Either they paid a crappy scanning company to scan the book (as you can see, crappy/cheap solutions bring headaches later), the book itself is so old that it is degraded (water stains), the book is rare (so this is the only copy that you have), someone wrote in the book (this one makes me want to pull my hair out! NEVER WRITE IN YOUR BOOKS OR YOU WILL SUFFER MY WRATH!

).
For example, here is one of the most egregious examples (~50 out of 576 pages were marked BADLY)... a few were marked minorly (I was able to fix those before OCR):
It doesn't matter what amazing PDF reader you are using on your tablet, there is no way you can get that scan as good as that EPUB.

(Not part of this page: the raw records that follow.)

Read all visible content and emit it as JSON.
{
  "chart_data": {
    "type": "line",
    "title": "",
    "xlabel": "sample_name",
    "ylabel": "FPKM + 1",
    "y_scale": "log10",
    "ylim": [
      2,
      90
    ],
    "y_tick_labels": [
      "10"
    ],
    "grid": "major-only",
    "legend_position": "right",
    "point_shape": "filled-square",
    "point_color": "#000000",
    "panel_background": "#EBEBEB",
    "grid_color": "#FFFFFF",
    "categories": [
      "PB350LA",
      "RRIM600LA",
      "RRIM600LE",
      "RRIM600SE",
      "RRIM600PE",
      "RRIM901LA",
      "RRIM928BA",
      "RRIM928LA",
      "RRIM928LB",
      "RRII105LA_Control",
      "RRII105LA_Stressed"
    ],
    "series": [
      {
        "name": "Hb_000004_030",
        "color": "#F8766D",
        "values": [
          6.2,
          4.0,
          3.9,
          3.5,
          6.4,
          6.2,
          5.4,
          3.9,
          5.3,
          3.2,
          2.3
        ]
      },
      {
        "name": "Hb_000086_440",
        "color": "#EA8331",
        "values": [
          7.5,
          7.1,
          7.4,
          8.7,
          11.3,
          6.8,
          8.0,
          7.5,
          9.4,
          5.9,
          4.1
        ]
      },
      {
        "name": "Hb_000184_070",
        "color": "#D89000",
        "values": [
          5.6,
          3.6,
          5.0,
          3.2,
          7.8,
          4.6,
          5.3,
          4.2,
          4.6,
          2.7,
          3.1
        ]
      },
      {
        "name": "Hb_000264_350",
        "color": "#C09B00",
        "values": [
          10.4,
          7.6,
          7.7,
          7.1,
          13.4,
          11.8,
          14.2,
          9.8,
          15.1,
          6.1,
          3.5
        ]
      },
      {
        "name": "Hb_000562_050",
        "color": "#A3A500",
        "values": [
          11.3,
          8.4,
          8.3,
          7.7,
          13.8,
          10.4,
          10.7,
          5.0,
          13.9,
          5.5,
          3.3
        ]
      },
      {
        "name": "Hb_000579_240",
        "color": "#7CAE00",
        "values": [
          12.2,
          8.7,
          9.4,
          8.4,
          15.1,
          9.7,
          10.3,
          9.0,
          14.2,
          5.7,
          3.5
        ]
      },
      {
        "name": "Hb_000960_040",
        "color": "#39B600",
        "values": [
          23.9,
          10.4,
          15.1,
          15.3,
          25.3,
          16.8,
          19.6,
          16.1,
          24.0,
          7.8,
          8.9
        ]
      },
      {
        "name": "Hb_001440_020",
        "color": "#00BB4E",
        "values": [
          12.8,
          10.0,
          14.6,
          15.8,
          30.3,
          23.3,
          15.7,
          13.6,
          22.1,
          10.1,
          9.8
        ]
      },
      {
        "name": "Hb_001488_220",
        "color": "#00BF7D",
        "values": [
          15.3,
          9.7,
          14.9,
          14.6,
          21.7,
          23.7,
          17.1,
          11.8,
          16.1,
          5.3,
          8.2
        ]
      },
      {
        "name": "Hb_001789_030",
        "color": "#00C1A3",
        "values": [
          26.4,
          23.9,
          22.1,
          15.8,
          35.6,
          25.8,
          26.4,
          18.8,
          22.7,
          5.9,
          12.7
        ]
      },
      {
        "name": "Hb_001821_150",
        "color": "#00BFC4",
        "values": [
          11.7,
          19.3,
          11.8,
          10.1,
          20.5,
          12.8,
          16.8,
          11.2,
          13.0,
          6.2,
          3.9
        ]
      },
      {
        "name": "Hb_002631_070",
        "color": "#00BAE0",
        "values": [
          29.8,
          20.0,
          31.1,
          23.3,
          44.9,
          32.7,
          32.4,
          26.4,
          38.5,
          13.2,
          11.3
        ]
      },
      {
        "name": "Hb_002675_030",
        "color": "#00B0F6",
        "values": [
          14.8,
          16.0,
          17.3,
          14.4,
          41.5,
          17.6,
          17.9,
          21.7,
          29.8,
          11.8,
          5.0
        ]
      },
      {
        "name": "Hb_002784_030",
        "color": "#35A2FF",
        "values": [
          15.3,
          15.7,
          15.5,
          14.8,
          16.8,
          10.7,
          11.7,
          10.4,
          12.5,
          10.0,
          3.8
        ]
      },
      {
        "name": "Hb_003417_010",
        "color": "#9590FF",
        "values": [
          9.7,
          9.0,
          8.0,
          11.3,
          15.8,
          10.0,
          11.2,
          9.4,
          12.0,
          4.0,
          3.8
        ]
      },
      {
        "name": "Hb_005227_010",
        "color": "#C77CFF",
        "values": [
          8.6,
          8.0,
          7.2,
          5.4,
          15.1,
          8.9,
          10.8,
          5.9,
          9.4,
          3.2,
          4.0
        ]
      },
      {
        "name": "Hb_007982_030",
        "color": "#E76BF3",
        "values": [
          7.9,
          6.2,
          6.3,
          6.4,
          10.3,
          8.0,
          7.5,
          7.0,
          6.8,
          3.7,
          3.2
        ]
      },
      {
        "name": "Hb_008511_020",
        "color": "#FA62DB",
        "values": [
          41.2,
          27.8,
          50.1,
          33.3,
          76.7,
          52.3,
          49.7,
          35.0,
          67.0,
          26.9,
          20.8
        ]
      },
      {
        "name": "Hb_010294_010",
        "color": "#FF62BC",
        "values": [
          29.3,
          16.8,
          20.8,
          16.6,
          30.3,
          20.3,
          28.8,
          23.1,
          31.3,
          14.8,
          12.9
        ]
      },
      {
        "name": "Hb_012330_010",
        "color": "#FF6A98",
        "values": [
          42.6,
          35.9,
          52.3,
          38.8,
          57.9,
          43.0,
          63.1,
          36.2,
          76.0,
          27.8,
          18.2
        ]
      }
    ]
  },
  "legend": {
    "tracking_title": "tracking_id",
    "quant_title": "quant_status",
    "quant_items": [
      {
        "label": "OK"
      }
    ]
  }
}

But yes, having a great scan goes a great way in speeding up the OCR process and making it more accurate. It can chop down a process that would take me a few hours, down to less than an hour (this is with me double-checking the areas marked as "unsure" by the OCR).
Quote:
Originally Posted by xristy
I don't know what Archive.org is doing but their results are not very uplifting as far as OCR'd PDFs and searching.
|
Well, most of their stuff is in the "not great scan" category (mostly because the books are so old). They run it through OCR with no human intervention (I believe they use the Finereader engine (?)), and while it is "99.8%" accurate (or something like that), there are still a bunch of errors (which is why you pay for a human to look through it and fix it).